Upon questioning at her deposition, Defonseca also stated that, as a child, she had been taunted at school as a “dirty German,” but she did not know why.  She stated that she learned in 2008 that her father had spoken to the Nazis under torture.

     [14] The second motion judge faulted Defonseca for not providing an expert affidavit to establish the reasonableness of her belief in her story.  In her reply brief, Defonseca provides an affidavit from a French writer indicating that in the course of writing a book about her, he interviewed Boris Cyrulnik, a psychiatrist who was himself a victim of the Nazis as a child.  The reply brief indicates that the transcript of the interview is attached.  We have been unable to locate such an attachment in the briefs provided.

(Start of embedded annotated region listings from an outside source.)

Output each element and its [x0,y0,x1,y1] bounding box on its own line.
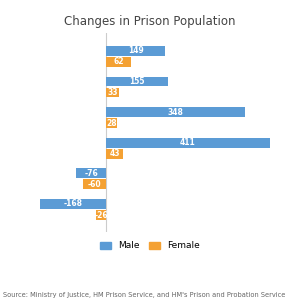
Text: 33: 33 [108,88,118,97]
Bar [106,138,269,148]
Bar [40,199,106,209]
Bar [106,76,168,86]
Title: Changes in Prison Population: Changes in Prison Population [64,15,236,28]
Bar [106,107,244,117]
Text: 411: 411 [180,138,196,147]
Bar [106,57,131,67]
Text: 155: 155 [129,77,145,86]
Bar [96,210,106,220]
Bar [106,149,123,159]
Text: 62: 62 [113,57,124,66]
Legend: Male, Female: Male, Female [97,238,203,254]
Text: -26: -26 [94,211,108,220]
Bar [106,46,166,56]
Bar [106,88,119,98]
Text: 43: 43 [110,149,120,158]
Text: 149: 149 [128,46,144,55]
Text: -76: -76 [84,169,98,178]
Text: -168: -168 [64,200,83,208]
Bar [106,118,117,128]
Text: 348: 348 [167,108,183,117]
Text: Source: Ministry of Justice, HM Prison Service, and HM's Prison and Probation Se: Source: Ministry of Justice, HM Prison S… [3,292,285,298]
Bar [82,179,106,189]
Text: -60: -60 [88,180,101,189]
Text: 28: 28 [106,118,117,127]
Bar [76,168,106,178]
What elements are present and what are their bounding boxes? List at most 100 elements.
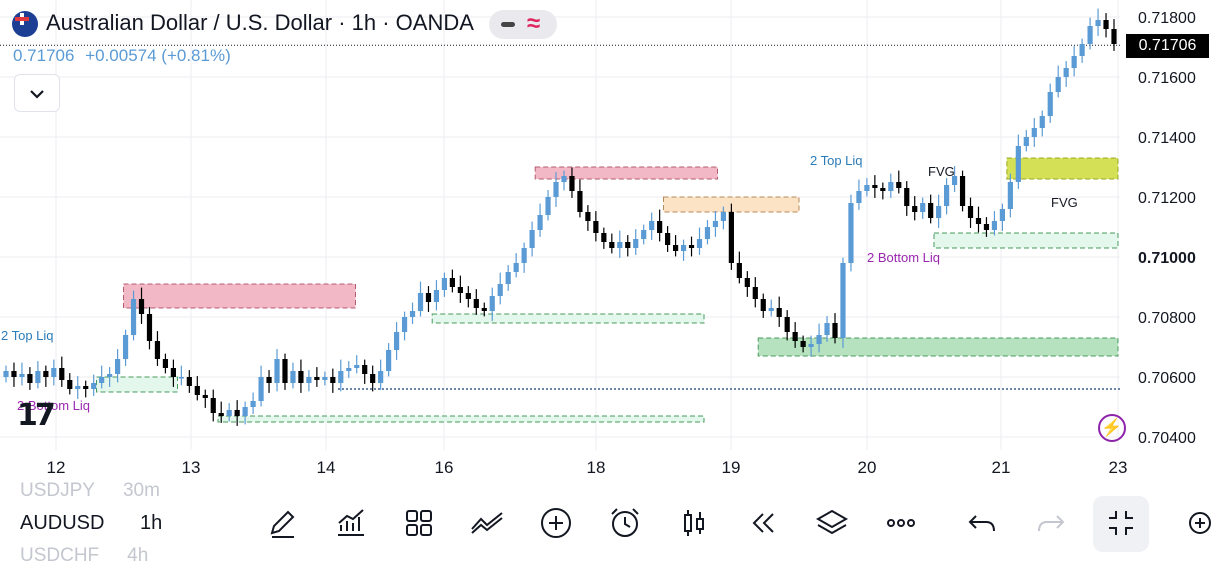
symbol-below[interactable]: USDCHF 4h bbox=[20, 545, 149, 566]
candle-body bbox=[1063, 68, 1069, 77]
candle-body bbox=[872, 185, 878, 188]
zone-light_green bbox=[217, 415, 705, 423]
candle-body bbox=[362, 365, 368, 374]
candle-body bbox=[808, 344, 814, 347]
candle-body bbox=[138, 299, 145, 314]
undo-icon[interactable] bbox=[964, 505, 1000, 541]
candle-body bbox=[386, 350, 392, 371]
candle-body bbox=[433, 290, 440, 302]
candle-body bbox=[912, 206, 918, 212]
x-tick-label: 13 bbox=[182, 458, 201, 477]
indicators-icon[interactable] bbox=[333, 505, 369, 541]
last-price-tag: 0.71706 bbox=[1126, 34, 1209, 58]
candle-body bbox=[378, 371, 384, 383]
collapse-icon[interactable] bbox=[1103, 505, 1139, 541]
candle-body bbox=[425, 293, 432, 302]
candle-body bbox=[704, 227, 711, 239]
candle-body bbox=[736, 263, 742, 278]
candle-body bbox=[864, 185, 870, 191]
candle-body bbox=[617, 242, 623, 248]
x-tick-label: 19 bbox=[722, 458, 741, 477]
minus-icon bbox=[501, 22, 515, 27]
pencil-icon[interactable] bbox=[264, 505, 300, 541]
candle-body bbox=[282, 359, 288, 383]
layouts-icon[interactable] bbox=[401, 505, 437, 541]
candle-body bbox=[401, 317, 408, 332]
candle-body bbox=[1111, 29, 1117, 44]
layers-icon[interactable] bbox=[814, 505, 850, 541]
x-tick-label: 18 bbox=[587, 458, 606, 477]
alarm-icon[interactable] bbox=[607, 505, 643, 541]
candle-body bbox=[1071, 56, 1077, 68]
y-tick-label: 0.71800 bbox=[1138, 10, 1196, 27]
candle-body bbox=[266, 377, 272, 383]
candle-body bbox=[561, 176, 567, 182]
candle-body bbox=[154, 341, 161, 359]
candle-body bbox=[3, 371, 9, 377]
collapse-button-bg[interactable] bbox=[1093, 496, 1149, 552]
y-tick-label: 0.70400 bbox=[1138, 430, 1196, 447]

     [15] It is the extraordinary damages awarded to Defonseca in the underlying suit ($ 22.5 million after trebling of the c. 93A award) that make retention of that award “manifestly unconscionable,” as the second motion judge found.  Contrast Sahin v. Sahin, 435 Mass. at 401-403, and cases cited.  The second motion judge did not reach the plaintiffs’ allegation of fraud on the court, see Mt. Ivy II, 78 Mass. App. Ct. at 349-350.  Given the result we reach, we need not address it.

     [15] Lee first filed suit against Mt. Ivy and Daniel in 1998.  Mt. Ivy I, 63 Mass. App. Ct. at 545.